Хотя бунты в Великобритании в августе 2011 года были вызваны странной смертью Марка Даггена, общепринято считать, что они выражают более глубокое недовольство - но какого рода недовольство? Как и у поджигателей машин в парижских пригородах в 2005 году, у британских протестующих не было никаких явных требований. Здесь очевиден контраст с массовыми студенческими демонстрациями в ноябре 2010 года, которые тоже закончились погромами: у них-то были требования, связанные с непринятием реформы высшего образования. Именно поэтому трудно описать британские бунты в марксистских понятиях возникновения революционного субъекта; тут подходит скорее гегелевское понятие "сброда" - люди вне организованного социального пространства, не допущенные к участию в общественном производстве, способны выражать свое недовольство только в виде "иррациональных" вспышек разрушительного насилия - того, что Гегель называл "абстрактной негативностью". Может быть, именно в этом скрытая истина Гегеля, его политической мысли: чем дальше общество продвигается в создании хорошо организованного рационального государства, тем больше возвращается абстрактная негативность "иррационального" насилия.
Теологические импликации этой скрытой истины оказываются неожиданно далеко идущими: что, если конечный адресат библейской заповеди "Не убий" есть сам бог (Яхве), и мы, хрупкие люди, суть его ближние, предоставленные божественной ярости? Не встречаем ли мы часто в Ветхом Завете бога в виде мрачного чужака, грубо вламывающегося в жизни людей и сеющего разрушения? Когда Левинас писал, что первая реакция при виде ближнего - убить его, не имел ли он в виду, что она изначально отсылает к отношению людей с богом, поэтому заповедь "Не убий" - это обращенный к богу призыв контролировать свою ярость? Если иудейское решение - это мертвый бог, бог, который продолжает существовать только в качестве "мертвых букв" священных книг, Закона, нуждающегося в толковании, то вместе со смертью бога умирает именно бог реального, бог разрушительной ярости и мести. Название широко известной книги о Холокосте "Бог умер в Освенциме" должно быть, таким образом, перевернуто: бог ожил в Освенциме. Вспомните историю из Талмуда о двух рабби, обсуждающих богословский вопрос; тот, что проигрывает в споре, взывает к богу, дабы тот явился и сам разрешил спор, но когда бог и правда является, другой рабби возражает, что работа творения уже давно завершена, так что богу теперь больше сказать нечего и надлежит удалиться, что тот и делает. В этом смысле Освенцим - это как если бы бог вернулся с катастрофическими последствиями. Настоящий кошмар наступает не тогда, когда мы оставлены богом, но когда бог оказывается слишком близко к нам.

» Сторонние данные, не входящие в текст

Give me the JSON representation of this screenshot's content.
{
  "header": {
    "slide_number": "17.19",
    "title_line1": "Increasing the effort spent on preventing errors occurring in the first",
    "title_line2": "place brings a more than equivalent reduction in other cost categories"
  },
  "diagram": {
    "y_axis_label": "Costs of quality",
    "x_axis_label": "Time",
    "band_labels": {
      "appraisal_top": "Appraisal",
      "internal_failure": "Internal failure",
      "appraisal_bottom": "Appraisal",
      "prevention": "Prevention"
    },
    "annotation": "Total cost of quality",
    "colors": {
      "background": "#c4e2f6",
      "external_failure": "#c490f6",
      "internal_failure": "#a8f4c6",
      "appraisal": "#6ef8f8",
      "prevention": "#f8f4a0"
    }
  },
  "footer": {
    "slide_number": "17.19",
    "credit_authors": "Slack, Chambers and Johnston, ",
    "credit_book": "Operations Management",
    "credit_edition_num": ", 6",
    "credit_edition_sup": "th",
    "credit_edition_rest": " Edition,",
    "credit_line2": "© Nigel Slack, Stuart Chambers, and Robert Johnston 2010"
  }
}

Есть старая история о рабочем, заподозренном в воровстве: каждый вечер, когда он покидает фабрику, его тележка, которую он катит перед собой, тщательно досматривается. Охранник не может найти ничего. Она всегда пуста. Но в конце концов все раскрывается: то, что ворует рабочий, - это сами тележки… Охранники, занимавшиеся досмотром тележек на предмет их содержания, упускали то же самое очевидное обстоятельство, что и аналитики, рассматривавшие бунты на предмет их скрытого значения. Нам говорят, что события 1990 года, развал коммунистических режимов, означали конец идеологии: время больших идеологических проектов, реализация которых заканчивается тоталитарными катастрофами, прошло, мы вошли в новую эру прагматичной рациональной политики и т. д. Между тем если столь часто повторяемое общее место, будто мы живем в постидеологическую эпоху, имеет какой-то смысл, то он различим здесь, в продолжающихся вспышках насилия. Нет никаких особых требований, выдвигаемых протестующими: то, что мы тут имеем - это протест нулевого уровня, насильственный протест, который не требует ничего. При взгляде на социологов, интеллектуалов, комментаторов, которые все пытались понять и помочь, возникала ирония. Они отчаянно старались перевести протесты в привычные им понятия и за этим занятием еще больше запутывали ту ключевую загадку, что задали нам протесты.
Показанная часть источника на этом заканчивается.